COLIN: Well, that's right. Heat can be dangerous. You need to be mindful of enough to to drink… and make sure not to leave pets or especially children in cars… and to always be aware of dehydration that can occur. This is a time of year when those things can happen.
PRENTICE: You know, it's so interesting about cars: we think about heat in terms of what the outside heat is…but it is significantly hotter inside a car.
COLIN: Yes, that's right. It's the greenhouse effect inside the car. The car actually acts like a greenhouse; and it can get up to 130 - 140 degrees inside there, when it's only about 100 degrees outside.
PRENTICE: Wow. Well, the AAA is telling us that more than 285,000 Idahoans will be traveling for the 4th of July, most of them by car. So, we've got a lot of anxious people this morning wondering what you might tell us about the upcoming week and more importantly, the 4th of July weekend.
COLIN: Well, Monday will be the hottest day; and after that it'll cool back through about Wednesday… and Wednesday will be relatively cool, and then it'll start warming again. And it looks like for the 4th of July is going to be possibly as hot as Monday.
PRENTICE: My goodness. Okay. Don't put that sunscreen away anytime soon. So extra-extended…what might you tell us about the extended forecast for the summer now that we're in the throes of summer?
COLIN: Well, the longest range prediction we have shows that for June through August, temperatures in Idaho will be close to normal. But getting over to the western border, it will be above normal… warmer than normal…and especially in Oregon, it will be warmer than normal for June, July and August.
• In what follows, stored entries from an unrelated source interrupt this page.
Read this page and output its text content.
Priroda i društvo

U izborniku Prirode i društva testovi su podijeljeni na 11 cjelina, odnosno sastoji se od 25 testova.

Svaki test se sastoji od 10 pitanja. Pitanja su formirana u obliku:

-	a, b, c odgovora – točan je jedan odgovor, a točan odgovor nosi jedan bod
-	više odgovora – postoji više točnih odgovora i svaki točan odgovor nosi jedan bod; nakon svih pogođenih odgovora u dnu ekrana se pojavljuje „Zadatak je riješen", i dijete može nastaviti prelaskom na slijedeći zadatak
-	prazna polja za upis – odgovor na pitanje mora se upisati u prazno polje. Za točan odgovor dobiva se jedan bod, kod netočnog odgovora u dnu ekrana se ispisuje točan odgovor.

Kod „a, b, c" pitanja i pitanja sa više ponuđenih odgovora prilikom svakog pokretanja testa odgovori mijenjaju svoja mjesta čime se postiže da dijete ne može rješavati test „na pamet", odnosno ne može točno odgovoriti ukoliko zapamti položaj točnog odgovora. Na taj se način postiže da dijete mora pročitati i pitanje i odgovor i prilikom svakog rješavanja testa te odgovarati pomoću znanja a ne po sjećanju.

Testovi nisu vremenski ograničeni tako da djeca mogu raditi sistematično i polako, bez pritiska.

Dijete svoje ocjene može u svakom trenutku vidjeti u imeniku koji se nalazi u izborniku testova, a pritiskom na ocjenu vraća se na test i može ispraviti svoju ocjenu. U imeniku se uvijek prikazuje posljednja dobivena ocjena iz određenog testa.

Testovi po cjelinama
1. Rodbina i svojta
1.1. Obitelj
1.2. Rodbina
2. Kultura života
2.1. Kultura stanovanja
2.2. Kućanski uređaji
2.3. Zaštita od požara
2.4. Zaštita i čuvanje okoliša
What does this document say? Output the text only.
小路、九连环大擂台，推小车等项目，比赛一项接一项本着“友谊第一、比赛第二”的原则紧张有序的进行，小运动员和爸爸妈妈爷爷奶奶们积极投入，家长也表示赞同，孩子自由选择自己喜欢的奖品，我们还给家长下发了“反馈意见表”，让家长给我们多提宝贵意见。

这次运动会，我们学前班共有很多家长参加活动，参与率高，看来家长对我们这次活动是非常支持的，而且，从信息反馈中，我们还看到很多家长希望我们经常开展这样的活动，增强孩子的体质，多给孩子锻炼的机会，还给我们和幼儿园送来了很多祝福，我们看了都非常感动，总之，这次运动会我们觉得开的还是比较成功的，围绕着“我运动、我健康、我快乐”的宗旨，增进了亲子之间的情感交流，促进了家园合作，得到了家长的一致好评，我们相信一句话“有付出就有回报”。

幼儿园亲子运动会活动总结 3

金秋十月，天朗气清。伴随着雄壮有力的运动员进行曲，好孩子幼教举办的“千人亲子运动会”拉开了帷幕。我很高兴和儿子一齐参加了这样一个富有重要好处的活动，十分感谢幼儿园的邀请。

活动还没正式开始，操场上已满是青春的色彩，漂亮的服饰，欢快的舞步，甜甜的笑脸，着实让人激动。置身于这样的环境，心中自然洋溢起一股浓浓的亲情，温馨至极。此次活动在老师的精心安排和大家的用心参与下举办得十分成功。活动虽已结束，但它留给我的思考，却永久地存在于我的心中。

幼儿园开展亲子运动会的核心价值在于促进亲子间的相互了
Now, if we go July, August, September, the greatest anomaly above that is above normal will be centered over Colorado. But southern Idaho will be within that domain. So that will also be above normal, even more than June, July, August. July, August, September, as I say, will be warmer than normal, especially in southern Idaho.
PRENTICE: So interesting, because we have exited spring with what was… well, is it fair to say that we had a relatively normal spring?
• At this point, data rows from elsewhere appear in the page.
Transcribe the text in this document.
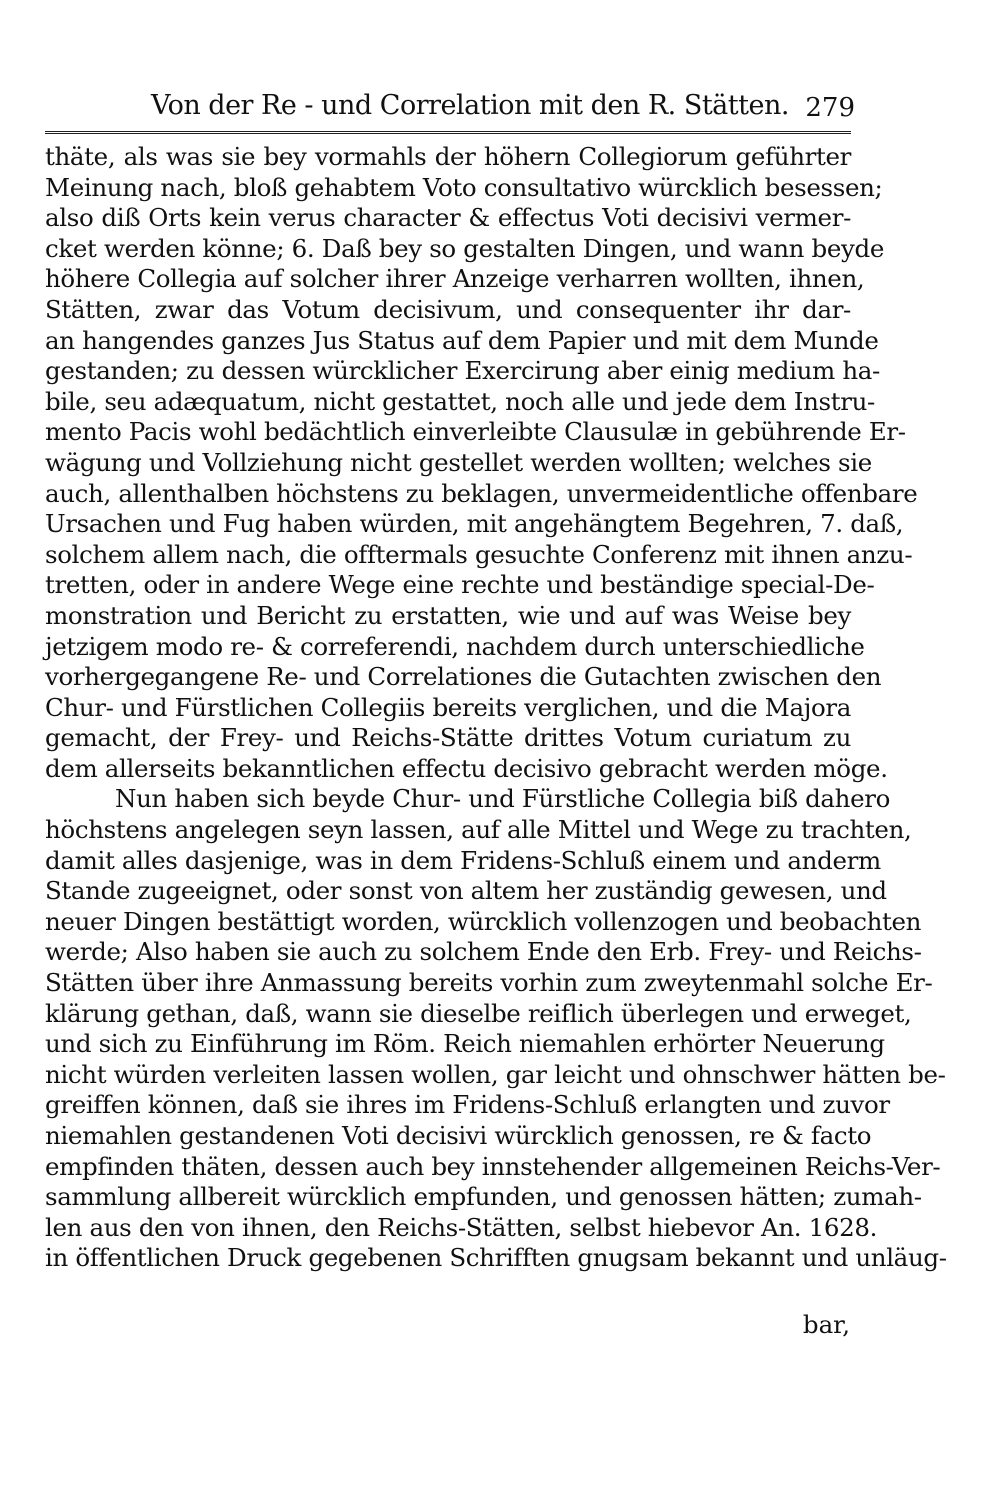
Von der Re - und Correlation mit den R. Stätten. 279
thäte, als was sie bey vormahls der höhern Collegiorum geführter
Meinung nach, bloß gehabtem Voto consultativo würcklich besessen;
also diß Orts kein verus character & effectus Voti decisivi vermer-
cket werden könne; 6. Daß bey so gestalten Dingen, und wann beyde
höhere Collegia auf solcher ihrer Anzeige verharren wollten, ihnen,
Stätten, zwar das Votum decisivum, und consequenter ihr dar-
an hangendes ganzes Jus Status auf dem Papier und mit dem Munde
gestanden; zu dessen würcklicher Exercirung aber einig medium ha-
bile, seu adæquatum, nicht gestattet, noch alle und jede dem Instru-
mento Pacis wohl bedächtlich einverleibte Clausulæ in gebührende Er-
wägung und Vollziehung nicht gestellet werden wollten; welches sie
auch, allenthalben höchstens zu beklagen, unvermeidentliche offenbare
Ursachen und Fug haben würden, mit angehängtem Begehren, 7. daß,
solchem allem nach, die offtermals gesuchte Conferenz mit ihnen anzu-
tretten, oder in andere Wege eine rechte und beständige special-De-
monstration und Bericht zu erstatten, wie und auf was Weise bey
jetzigem modo re- & correferendi, nachdem durch unterschiedliche
vorhergegangene Re- und Correlationes die Gutachten zwischen den
Chur- und Fürstlichen Collegiis bereits verglichen, und die Majora
gemacht, der Frey- und Reichs-Stätte drittes Votum curiatum zu
dem allerseits bekanntlichen effectu decisivo gebracht werden möge.
Nun haben sich beyde Chur- und Fürstliche Collegia biß dahero
höchstens angelegen seyn lassen, auf alle Mittel und Wege zu trachten,
damit alles dasjenige, was in dem Fridens-Schluß einem und anderm
Stande zugeeignet, oder sonst von altem her zuständig gewesen, und
neuer Dingen bestättigt worden, würcklich vollenzogen und beobachten
werde; Also haben sie auch zu solchem Ende den Erb. Frey- und Reichs-
Stätten über ihre Anmassung bereits vorhin zum zweytenmahl solche Er-
klärung gethan, daß, wann sie dieselbe reiflich überlegen und erweget,
und sich zu Einführung im Röm. Reich niemahlen erhörter Neuerung
nicht würden verleiten lassen wollen, gar leicht und ohnschwer hätten be-
greiffen können, daß sie ihres im Fridens-Schluß erlangten und zuvor
niemahlen gestandenen Voti decisivi würcklich genossen, re & facto
empfinden thäten, dessen auch bey innstehender allgemeinen Reichs-Ver-
sammlung allbereit würcklich empfunden, und genossen hätten; zumah-
len aus den von ihnen, den Reichs-Stätten, selbst hiebevor An. 1628.
in öffentlichen Druck gegebenen Schrifften gnugsam bekannt und unläug-
bar,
COLIN: Actually, it was colder than normal…cooler than normal by quite a bit.
PRENTICE: But we're heading into all the summer months. But you're saying warmer than normal. And it does get pretty warm… and let's just say the word: “hot.” So, again, precautions. He is Les Colin, Lead Forecaster at the National Weather Service Office in Boise. Les, we'll do our best to keep cool. Thanks to you and your colleagues for what you do this day, and every day. And for now, thanks for giving us some time this morning.
COLIN: Well, you're welcome. Thank you.